Выбрать главу

И мчались Они, летели в неведомые дали, полные счастья и удали молодецкой, и все вокруг — леса, и поляны, и степи бескрайние, и само небо синее-синее, и птицы разные, звери лесные провожали их радостно и торжественно, как в сказке, и лишь не могли сказать человеческим языком своего доброго напутственного слова, но по их улыбчивым глазам Мария видела в них друзей и сама улыбалась им, переполненная счастьем безмерным.

А серый волк все бежал навстречу солнцу, и сам был озарен его багряным светом, и стал не серым, а розовым, так что Мария удивилась и хотела спросить Александра Орлова, что такое случилось с волком, Да не могла, язык онемел. И потрогать рукой не могла, ибо руки стали непослушными.

И вдруг все изменилось: пропал серый волк, пропал. Александр Орлов, и птицы исчезли, и звери как сквозь землю провалились, и осталась Мария одна-одинешенька в чистом поле, на каком-то древнем кургане, какие она встречала на Дону, и увидела: к кургану шел по степи не то паровик, не то полевая кухня с чадившей самоварной трубой, с огромными колесами, и на ней стоял штаб-ротмистр Кулябко и злорадно ухмылялся, будто хотел наехать на нее и раздавить. И уже совсем было приблизился к кургану и вот-вот мог взобраться на него, но в последний момент Мария рванулась в сторону и побежала изо всех сил, а потом взмахнула руками, как птица, еще раз, еще, как бы опираясь о воздух, и полетела над лесами и над полями, и увидела внизу город сказочно-фантастический, из теремов и зубчатых башен больших и малых, а на макушке самой высокой башни увидела жар-птицу в ослепительном сиянии, и оно растекалось во все стороны солнечными сполохами от земли до неба и озаряло все вокруг немеркнущим огнистым светом.

Мария опустилась прямо на площадь перед теремами, чтобы полюбоваться чудо-птицей, как откуда-то явился Александр.

И услышала неясный голос:

— Пора, пора, матушка, и честь знать: на дворе уже рассвело.

Мария открыла глаза, и никого не нашла, и опять закрыла их, чтобы продолжить наслаждение чудесным видением, но — увы! — все пропало и более не возвращалось.

— Сестра Мария, вам пора, говорю: два часа уже спите, это роскошь для нашего брата, — совсем отчетливо услышала она голос старого доктора, что возился в своем столике, что-то ища и никак не находя, и встала.

— Два часа, — удивилась она, — я уже весь мир облетела. На сером волке. Чудесная сказка привиделась. Только на месте царевны сидела я собственной персоной.
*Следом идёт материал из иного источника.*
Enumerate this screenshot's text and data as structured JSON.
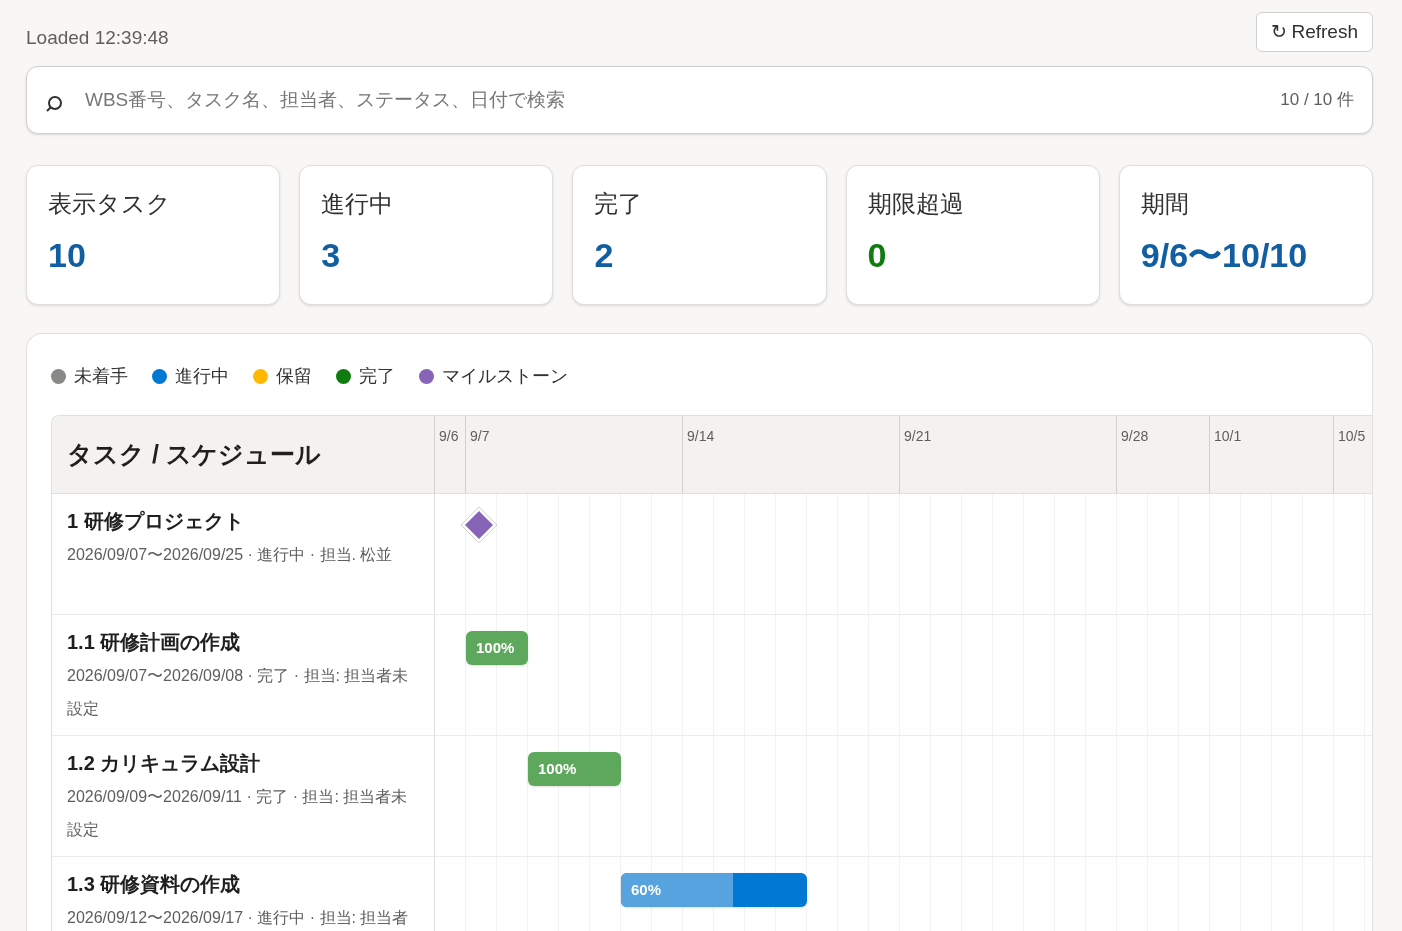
{
  "loaded": "Loaded 12:39:48",
  "refresh": {
    "icon": "↻",
    "label": "Refresh"
  },
  "search": {
    "placeholder": "WBS番号、タスク名、担当者、ステータス、日付で検索",
    "count": "10 / 10 件"
  },
  "stats": [
    {
      "label": "表示タスク",
      "value": "10",
      "color": "#115ea3"
    },
    {
      "label": "進行中",
      "value": "3",
      "color": "#115ea3"
    },
    {
      "label": "完了",
      "value": "2",
      "color": "#115ea3"
    },
    {
      "label": "期限超過",
      "value": "0",
      "color": "#107c10"
    },
    {
      "label": "期間",
      "value": "9/6〜10/10",
      "color": "#115ea3"
    }
  ],
  "legend": [
    {
      "label": "未着手",
      "color": "#8a8886"
    },
    {
      "label": "進行中",
      "color": "#0078d4"
    },
    {
      "label": "保留",
      "color": "#ffb900"
    },
    {
      "label": "完了",
      "color": "#107c10"
    },
    {
      "label": "マイルストーン",
      "color": "#8764b8"
    }
  ],
  "gantt": {
    "title": "タスク / スケジュール",
    "dates": [
      "9/6",
      "9/7",
      "9/14",
      "9/21",
      "9/28",
      "10/1",
      "10/5"
    ],
    "tasks": [
      {
        "title": "1 研修プロジェクト",
        "meta": "2026/09/07〜2026/09/25 · 進行中 · 担当. 松並",
        "kind": "milestone",
        "color": "#8764b8"
      },
      {
        "title": "1.1 研修計画の作成",
        "meta": "2026/09/07〜2026/09/08 · 完了 · 担当: 担当者未設定",
        "kind": "bar",
        "color": "#5ea85e",
        "label": "100%",
        "level": 1
      },
      {
        "title": "1.2 カリキュラム設計",
        "meta": "2026/09/09〜2026/09/11 · 完了 · 担当: 担当者未設定",
        "kind": "bar",
        "color": "#5ea85e",
        "label": "100%",
        "level": 1
      },
      {
        "title": "1.3 研修資料の作成",
        "meta": "2026/09/12〜2026/09/17 · 進行中 · 担当: 担当者",
        "kind": "bar",
        "color": "#56a3e0",
        "track": {
          "color": "#0078d4"
        },
        "label": "60%",
        "level": 0.6
      }
    ]
  }
}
— Гм. А на месте царевича Ивана кто же сидел, позвольте полюбопытствовать? — шутил доктор.

— Капитан один, — смущенно ответила Мария. — Хотя погоны какие-то золотые, не капитанские.

— Так, так… Романтический капитан, значит. И золотые погоны.

— Вполне реальный. Я без ног осталась сегодня, ища его среди раненых, но во сне лишь увидела… Господи, и сочинится же такое!

— Это — к добру, старые люди говорили, а если к сему прибавить немного мистики — надо полагать, что капитан ваш при золотых погонах, видно генерал-адъютантских, не пропал и находится в полном здравии и благополучии… А теперь — десять минут на сборы и — в путь-дорогу, за войсками, — сказал доктор и, взяв с собой традиционный саквояж, удалился.

Мария вышла на улицу вдохнуть свежего воздуха и не узнала города: в нем все пришло в движение — солдаты, орудия, повозки, полевые кухни с самоварными трубами, появились офицеры, шагавшие впереди колонн солдат, и солдаты шагали, как на параде, стройными рядами, поротно, с винтовками на плечах, ощетинившиеся воронеными, как бы подсиненными, штыками, суровые и собранные, и от их дневного вида не осталось и следа: отрешенности и как бы виноватости за содеянное, за отступление.

Мария обратила внимание на сапоги на рыжем парне с лихими усиками: они были начищены ваксой до блеска. И поймала лукавый взгляд их обладателя, парня с лихими усиками, как бы говорившего ей: видите, какой лоск я навел на них? Чтоб вам понравилось.

И улыбнулась, и помахала ему ручкой.